3.3.2. Hemen belirtmek gerekir ki, Bölge Adliye Mahkemesince, dava konusu 18847 ada 3 parseldeki 3, 8 ve 9 nolu bağımsız bölümler yönünden temlikin mirasçılardan mal kaçırma amaçlı ve muvazaalı olduğu saptanarak davanın kabulüne karar verilmiş olmasında bir isabetsizlik bulunmamaktadır.
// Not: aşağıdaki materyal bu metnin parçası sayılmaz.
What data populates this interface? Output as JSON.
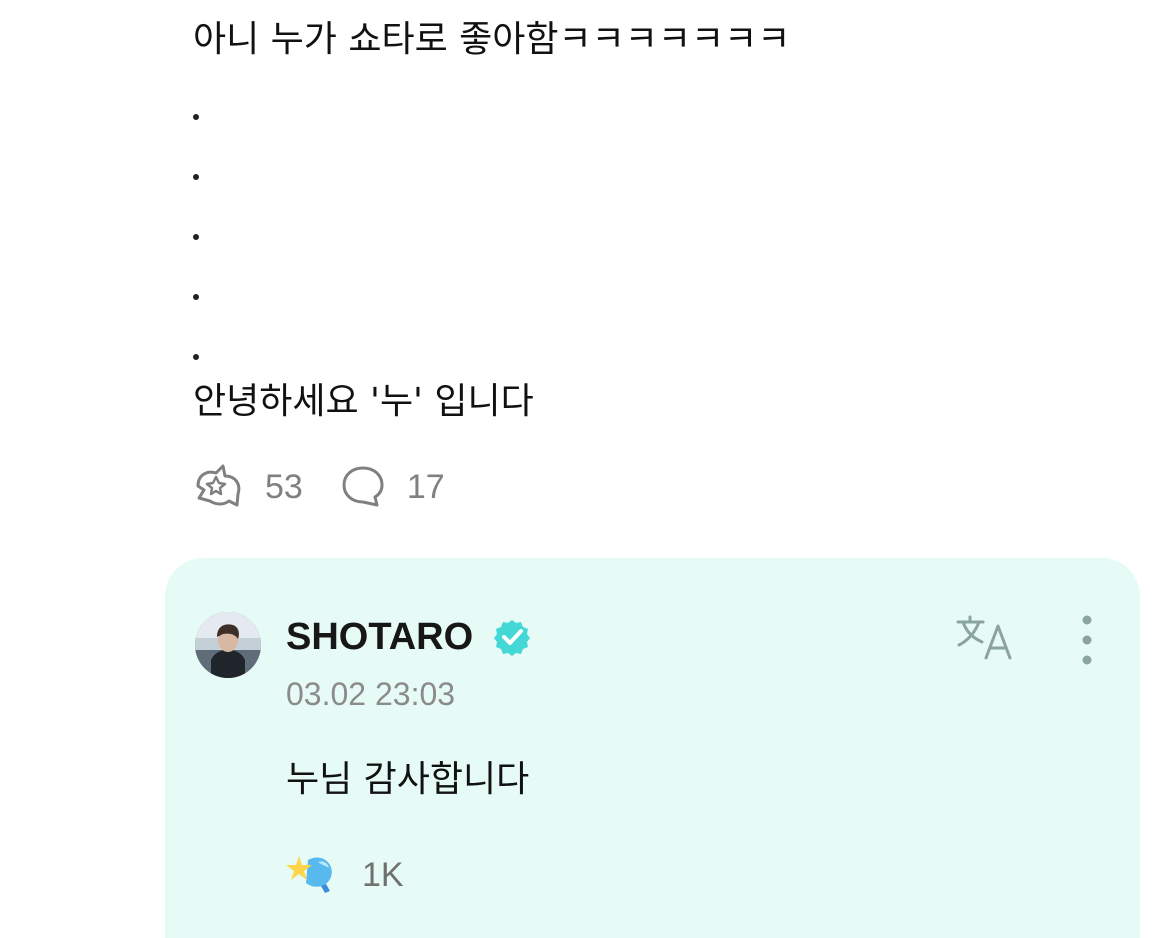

Davalı ...’un temyiz itirazları yerinde görülmediğinden, reddine.
3.3.3. Diğer davalı ... vekilinin temyiz itirazlarına gelince;
Somut olayda, davacıların murisi ...’ün imzasının bulunduğu 21.12.2012 tarihli “Beyanımdır” başlıklı belge ile, dava konusu 4488 ada 8 parsel sayılı taşınmaz bakımından herhangi bir hak talep etmeyeceğini bildirmiş olup, anılan belgenin davacıları da bağlayacağı kuşkusuzdur.
4721 sayılı Türk Medeni Kanunu’nun 2. maddesi gereğince herkes haklarını kullanırken dürüstlük kuralına uymak zorunda olup, davacıların dava açmakta iyi niyetli olduklarının kabulü mümkün bulunmamaktadır.
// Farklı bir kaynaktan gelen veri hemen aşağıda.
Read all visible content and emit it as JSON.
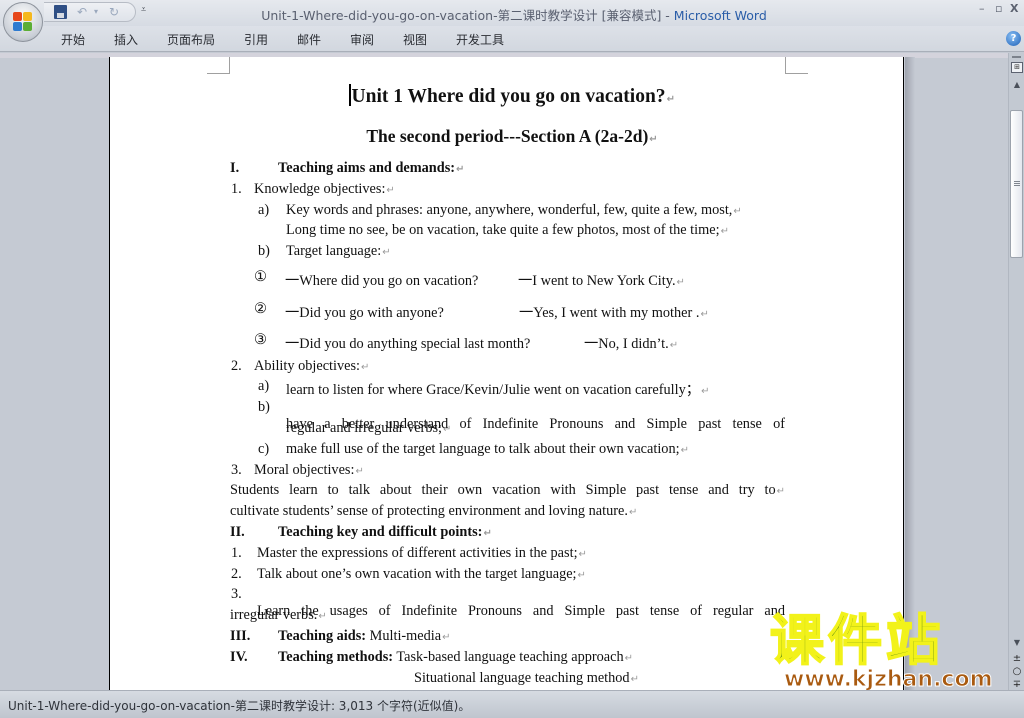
{
  "window": {
    "title_doc": "Unit-1-Where-did-you-go-on-vacation-第二课时教学设计 [兼容模式]",
    "title_sep": " - ",
    "title_app": "Microsoft Word",
    "controls": {
      "minimize": "–",
      "maximize": "▫",
      "close": "X"
    }
  },
  "qat": {
    "save_icon": "save-icon",
    "undo_glyph": "↶",
    "undo_dropdown": "▾",
    "redo_glyph": "↻",
    "customize_glyph": "⩡"
  },
  "ribbon": {
    "tabs": [
      "开始",
      "插入",
      "页面布局",
      "引用",
      "邮件",
      "审阅",
      "视图",
      "开发工具"
    ],
    "help_glyph": "?"
  },
  "document": {
    "title": "Unit 1 Where did you go on vacation?",
    "subtitle": "The second period---Section A (2a-2d)",
    "pilcrow": "↵",
    "sections": {
      "s1": {
        "num": "I.",
        "title": "Teaching aims and demands:"
      },
      "k": {
        "num": "1.",
        "text": "Knowledge objectives:"
      },
      "ka": {
        "letter": "a)",
        "line1": "Key words and phrases: anyone, anywhere, wonderful, few, quite a few, most,",
        "line2": "Long time no see, be on vacation, take quite a few photos, most of the time;"
      },
      "kb": {
        "letter": "b)",
        "text": "Target language:"
      },
      "dialogs": [
        {
          "num": "①",
          "q": "一Where did you go on vacation?",
          "a": "一I went to New York City."
        },
        {
          "num": "②",
          "q": "一Did you go with anyone?",
          "a": "一Yes, I went with my mother ."
        },
        {
          "num": "③",
          "q": "一Did you do anything special last month?",
          "a": "一No, I didn’t."
        }
      ],
      "ab": {
        "num": "2.",
        "text": "Ability objectives:"
      },
      "aba": {
        "letter": "a)",
        "text": "learn to listen for where Grace/Kevin/Julie went on vacation carefully；"
      },
      "abb": {
        "letter": "b)",
        "line1": "have a better understand of Indefinite Pronouns and Simple past tense of",
        "line2": "regular and irregular verbs;"
      },
      "abc": {
        "letter": "c)",
        "text": "make full use of the target language to talk about their own vacation;"
      },
      "mo": {
        "num": "3.",
        "text": "Moral objectives:"
      },
      "mo_para": {
        "line1": "Students learn to talk about their own vacation with Simple past tense and try to",
        "line2": "cultivate students’ sense of protecting environment and loving nature."
      },
      "s2": {
        "num": "II.",
        "title": "Teaching key and difficult points:"
      },
      "p1": {
        "num": "1.",
        "text": "Master the expressions of different activities in the past;"
      },
      "p2": {
        "num": "2.",
        "text": "Talk about one’s own vacation with the target language;"
      },
      "p3": {
        "num": "3.",
        "line1": "Learn the usages of Indefinite Pronouns and Simple past tense of regular and",
        "line2": "irregular verbs."
      },
      "s3": {
        "num": "III.",
        "title": "Teaching aids:",
        "value": "Multi-media"
      },
      "s4": {
        "num": "IV.",
        "title": "Teaching methods:",
        "value": "Task-based language teaching approach",
        "value2": "Situational language teaching method"
      }
    }
  },
  "scrollbar": {
    "up": "▲",
    "down": "▼",
    "prev_page": "±",
    "browse_object": "○",
    "next_page": "∓",
    "ruler_glyph": "⊞"
  },
  "status_bar": {
    "text": "Unit-1-Where-did-you-go-on-vacation-第二课时教学设计: 3,013 个字符(近似值)。"
  },
  "watermark": {
    "cn": "课件站",
    "url": "www.kjzhan.com",
    "green": "#5a8a12",
    "yellow": "#f2f21a",
    "brown": "#a95a10"
  }
}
3.3.4. Hal böyle olunca; dava konusu 4488 ada 8 parsel sayılı taşınmaz yönünden davanın reddine karar verilmesi gerekirken yanılgılı değerlendirme ile kabulüne karar verilmesi doğru değildir.
VI. SONUÇ
Açıklanan nedenlerle; Davalı ... vekilinin yerinde bulunan temyiz itirazlarının kabulü ile 6100 sayılı HMK'nın 371/1-a maddesi gereğince Ankara Bölge Adliye Mahkemesi 16. Hukuk Dairesi kararının BOZULMASINA, HMK'nın 373/2. maddesi gereğince dosyanın kararı veren Ankara Bölge Adliye Mahkemesi 16. Hukuk Dairesine gönderilmesine, 20/11/2021 tarihinde yürürlüğe giren Avukatlık Asgari Ücret Tarifesi gereğince gelen temyiz eden davalı ... vekili için 3.815,00 TL duruşma vekâlet ücretinin temyiz edilen davacılardan alınmasına, gelen temyiz edilen davacılar vekili için 3.815,00 TL duruşma vekâlet ücretinin temyiz eden davalı ...’dan alınmasına, alınan peşin harcın temyiz edene iadesine, 28/06/2022 tarihinde kesin olmak üzere oybirliğiyle karar verildi.